La escultura Dragón de Jaume I, obra del artista Salvador Soria, volverá a integrarse en el espacio urbano de Elche tras finalizar los trabajos de restauración impulsados por el Ayuntamiento. La pieza, una de las representaciones de arte público contemporáneo más reconocibles de la ciudad, se instalará en los próximos días en la zona de Pedro Juan Perpiñán, donde recuperará su presencia tras la intervención realizada para garantizar su conservación.
La actuación se ha llevado a cabo después de detectarse un deterioro general provocado por su exposición prolongada a la intemperie. Con el paso del tiempo, la escultura presentaba pérdidas de policromía, desconchados y diversos focos de oxidación en las zonas de acero pulido, además de desgaste en su base estructural. Este estado hacía necesaria una intervención especializada para asegurar su estabilidad material y preservar su valor artístico.

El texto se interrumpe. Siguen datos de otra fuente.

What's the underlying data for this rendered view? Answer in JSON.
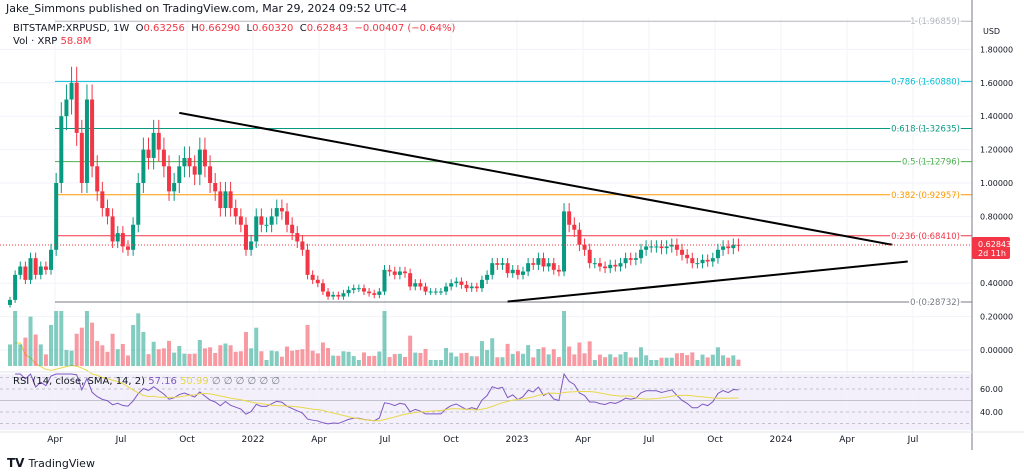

Los trabajos han incluido una limpieza mecánica y química de las superficies metálicas con el objetivo de eliminar la suciedad acumulada y los restos de corrosión. También se han neutralizado los puntos de oxidación detectados y se ha aplicado un tratamiento específico al acero pulido para recuperar su brillo original y homogeneizar el acabado. De esta forma, se ha buscado devolver a la obra su apariencia inicial sin alterar sus características originales.
La intervención ha tenido como finalidad no solo frenar el deterioro de la pieza, sino también restituir su estética respetando sus valores formales, materiales y conceptuales. El objetivo ha sido conservar la obra como ejemplo representativo del arte abstracto en el espacio público y asegurar su correcta integración en el entorno urbano.
La escultura de Salvador Soria está realizada en acero pulido y policromado y cuenta con unas dimensiones aproximadas de siete metros de longitud por 1,40 metros de altura. La pieza fue instalada en el año 2001 como obra de arte público contemporáneo y está concebida como un diálogo entre el lenguaje artístico del autor y la memoria histórica vinculada a la figura de Jaume I.
Con su próxima reubicación en la zona de Pedro Juan Perpiñán, el Ayuntamiento culmina esta actuación de conservación patrimonial que permitirá devolver a la ciudad una pieza significativa del paisaje urbano, recuperada y preparada para seguir formando parte del patrimonio artístico al aire libre de Elche.